Inside the Family Business – Boundaries & Best Practices - Conway Center for Family Business

Inside the Family Business – Boundaries & Best Practices

Inside Family Business

Inside The Family Business: Boundaries and Best Practices

Frank L. Festi, Jr. – Rea & Associates, a Conway Center Service Provider

There are few things more gratifying to me than when I observe a successful family business already in its third (or later) generation of existence. It’s not a coincidence that these family-owned businesses are still going strong. Their survival is rooted in balance, as well as exceptional management and leadership.

Neil N. Koenig, Ph. D. provides business-minded individuals with an excellent reference book on issues facing family businesses, entitled “You Can’t Fire Me, I’m Your Father: What every Family Business needs to know for Success.”

Dr. Koenig maintains that the recognition and observance of critical boundaries and a dedication to best practices is essential to the survival of multi-generational family businesses.

Know Your Boundaries:

1. The Family/Business Boundary

The family business boundary is a day-in, day-out necessity. It is understood that there is a time for business and there is a time for family. This boundary serves to prevent interference between these two worlds.

This quote from Peter Drucker serves as a good reminder for anybody with a family-owned business: “The family serves the business. Neither will do well if the business is run to serve the family. The controlling word in ‘family business’ is not ‘family.’ It has to be ‘business.’”  

2. The Ownership/Management Boundary

This boundary is the most critical ownership issue that families need to work out – during family meetings. It recognizes that just because someone is an owner doesn’t mean that person has to run the business, or even that they should run it.

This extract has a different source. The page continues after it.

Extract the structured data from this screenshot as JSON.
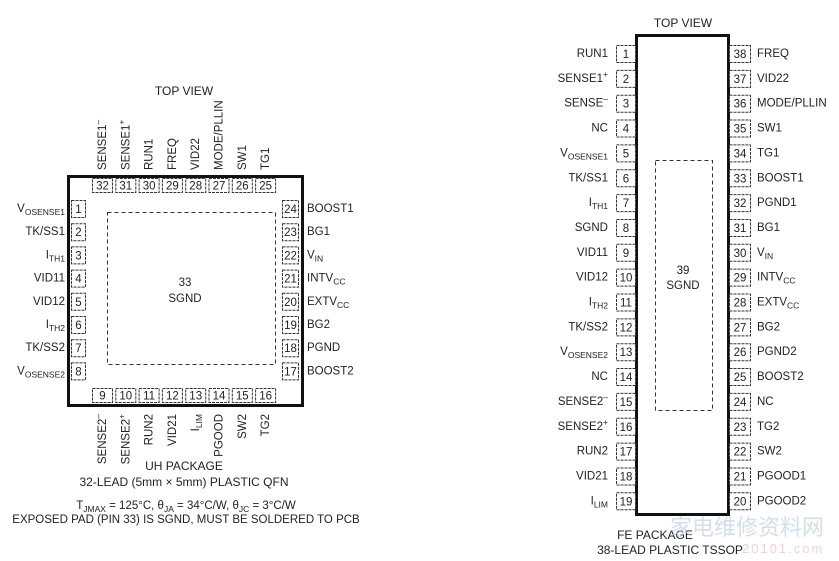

  • Ownershipis about who you are. Management is about talent and skill and what you can do.
  • Ownershipis about the big picture for the future. Management is about daily implementation of it.
  • Everybody has a place. According to Dr. Koenig, by the third generation of ownership, professional management, a professional board of directors and an ownership board (family business council) all play important roles within the family business.

Family Businesses Should:

  1. Lead
  • Lead from the top and run from the bottom, according to Sam Walton.
  • Hire and groom people for leadership who can get the job done and who can relate to people in a manner that earns their following.
  • Create a culture where everyone can succeed and grow.
  • Clearly articulate the company’s purpose, values, direction and current business goals.
  • Get out of the way!
  1. Place Customers In The Drivers Seat
  • Pursue quality to satisfy customer demands.
  • Compete to foster a radical devotion to the customer’s wants and needs.
  • Continue to find new customers and hang on to them.
  1. Provide Employees With More Responsibility
  • Nothing motivates like responsibility, therefore in an effort to teach employees the financial realities of business, owners should give more responsibility and decision making authority those employees who are closest to the customer. The more responsibility employees have, the more responsible they are inclined to become.
  • Every employee should approach their job like a business person – not just a few people at the top.
  1. Adopt Merit-Based Rewards
  • Link employment and reward to merit.
  • Clearly communicate priorities.
  • Train and cross-train all employees.
  • Provide meaningful performance feedback to all employees – positive and negative.
  • Reward employees with continued employment. Pay bonuses to those who exceed goals and expectations. Coach those who fall short and advise those who are not willing to perform about companies that may be better suited to their own standards.


Since it was originally published in 1991, “You Can’t Fire Me, I’m Your Father: What every Family Business needs to know for Success,” by Neil N. Koenig, Ph.D., has provided valuable insight into the success and challenges faced by family-owned businesses.